On the PAC outcome, NSW Farmers’ president Fiona Simson said its members would be “gutted”
“The commission has rightly identified that the mine would be located in the middle of some of the most significant and valuable agricultural land in the country, but has underestimated the actions needed to ensure the long term viability of farming in the area,” she said.
“The commission has also clearly identified massive flaws in the water data presented by the proponent and more water modelling will not fix the irreversible damage to aquifers the project will cause.
“Until governments and corporates start listening to communities and their fears about the future of their land and water, they can forget about building any trust. “We will work through the report over the coming days but we strongly believe it is past time the NSW government drew a line in the sand and protected our land, water and livelihoods.”
Federal Agriculture Minister Barnaby Joyce reportedly said the Liverpool Plains was not suitable for coal mining but it was a state, not a federal, matter.
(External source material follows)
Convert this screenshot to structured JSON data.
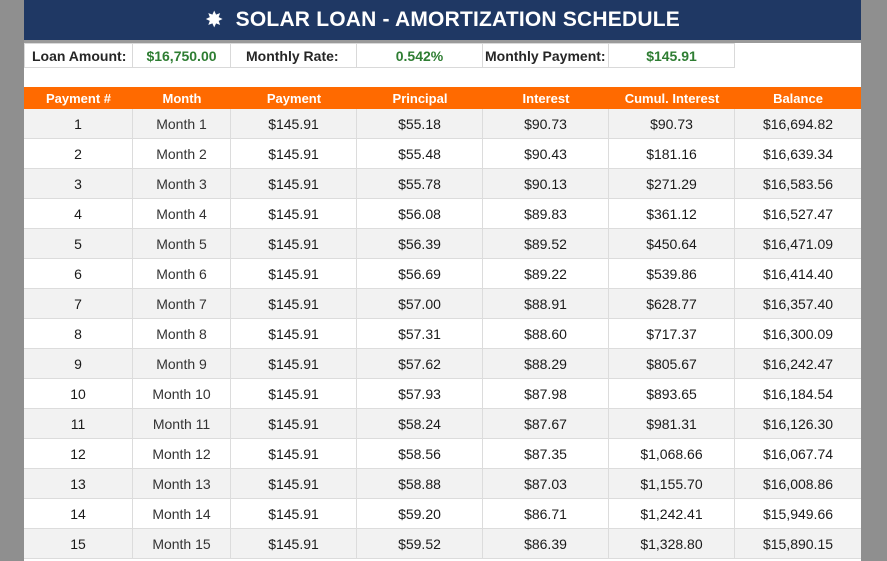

"There are so many other places in Australia which are appropriate for a coal mine, [and] I've always had a concern about the aquifers in that region, and the prime agricultural land," he told the ABC.
In its recent assessment, PAC said the land proposed to be mined was not the highly fertile rich soil of the surrounding Liverpool Plains but it was “clearly productive grazing land, with some capacity for cropping in certain areas”.
The $850 million Watermark open cut project is targeting up to 10 million tonnes per annum run of mine over 30 years with about 84% of the saleable coal to be of a metallurgical grade.